What Are The Symptoms Of Compulsive Hoarding?

What are the symptoms of compulsive hoarding? There is a correlation between intelligence and compulsive hoarding. Most hoarders are highly intelligent and competent at work, but are chronically disorganized and living in massive amounts of clutter at home.

Compulsive hoarders accumulate things in their homes that other people might not consider worth saving or stockpiling. In addition, hoarding is considered compulsive when there is so much clutter that it interferes with the normal use of a hoarder's home. For example, some hoarders might store so much stuff on their beds that they are unable to sleep there and have to sleep on the couch instead. Other hoarders may be unable to use their stoves or ovens, or may be unable to enter some rooms, or in extreme cases may not be able to use any part of their house at all. Also, hoarding is considered compulsive when hoarders feel significant distress about their clutter.


Compulsive hoarders may be impaired, but that doesn't mean they are less intelligent. In fact, just the opposite is true. Compulsive hoarders are often exceptionally intelligent. Ron Alford, Managing Director of Disaster Masters, a company that specializes in cleaning out apartments that have become "utter disasters", thinks that there is a correlation between intelligence and hoarding. He says that hoarders "are really, really smart, but they just never learned how to manage the amount of stuff they have".




"In some cases," Alford says, "people develop a learned helplessness because they know that their spouse or significant other or roommate is going to come along and clean up behind them. These people can learn to put things away, but they are thinking about what they are going to do next, not what they should have been doing a minute ago. Everything that they look at, they leave, so that they have a trail. I believe that many people have clutter and collect stuff as a testament to their lives - as a way of saying, 'I was here. These are my trophies, this is my graduation picture, that's the little thing that I wore on graduation day, this is the picture of such and such, and that's my dog.' Sometimes these people's lives are really lousy and they become self-imprisoned, so they start hoarding."
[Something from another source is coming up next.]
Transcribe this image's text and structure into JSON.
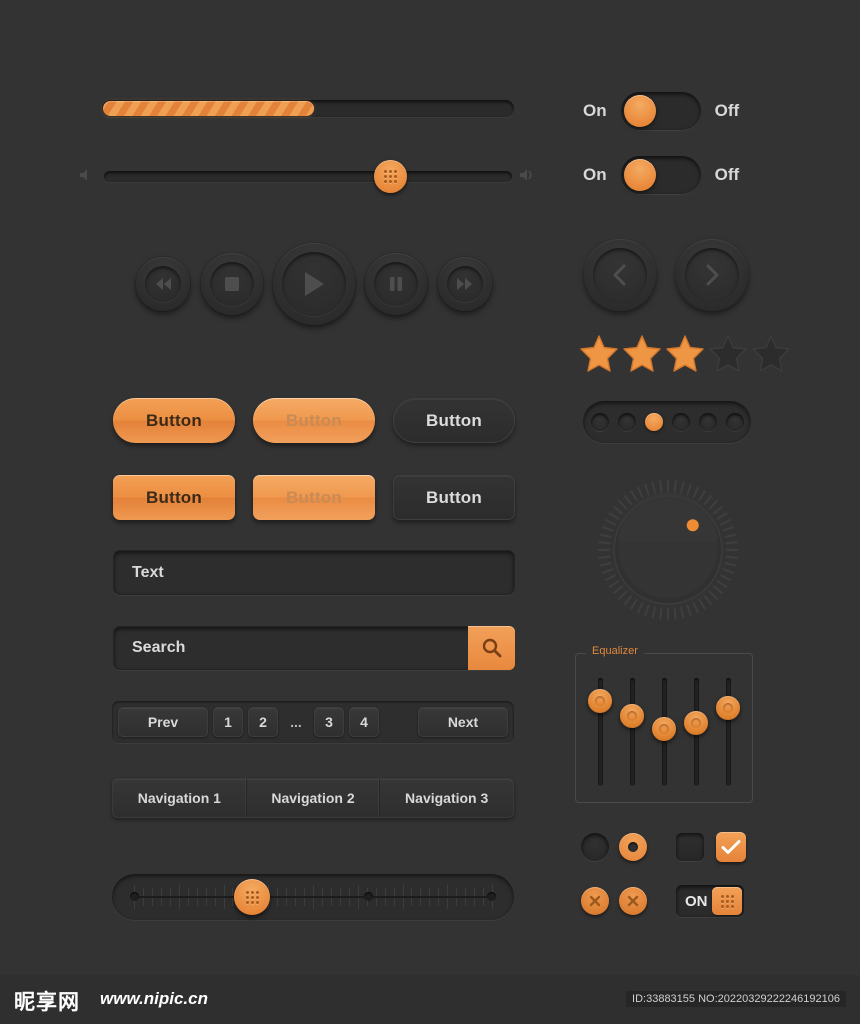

"The solution," Alford says, "is to get these people to change how they think. They tend to think that they just are the way they are. It's like smoking. Some of the people who are dyed-in-the-wool smokers think they are smokers and therefore they are. That sounds so profound and yet so silly. But the minute people start thinking that they are not chronically disorganized, and that they need help because they are overwhelmed, they figure it out, and they find us, and we get them out of the mess in two ways."

"One way," Alford says, "is that we physically go in and do the work because these people are not capable of doing it. In some cases their clutter has gone on for so long that it may take a crew of five, six, seven, or eight people about four, five, or six days to undo what has been going on for ten, twenty, or thirty years. They just accumulate clutter until such time that they either volunteer or are forced by some outside relative, a landlord, or a government or social agency to change their behavior."

"The good news," Alford says, "is that with the Internet and with more publicity on the topic of compulsive hoarding, more hoarders are starting to realize that they don't need to be ashamed anymore, that there are people out there who understand the abnormality. If you had cancer, there would be no reason to feel ashamed about it. But sometimes people just don't know how to take care of themselves. They don't know how to even think about taking care of themselves, so therefore they don't."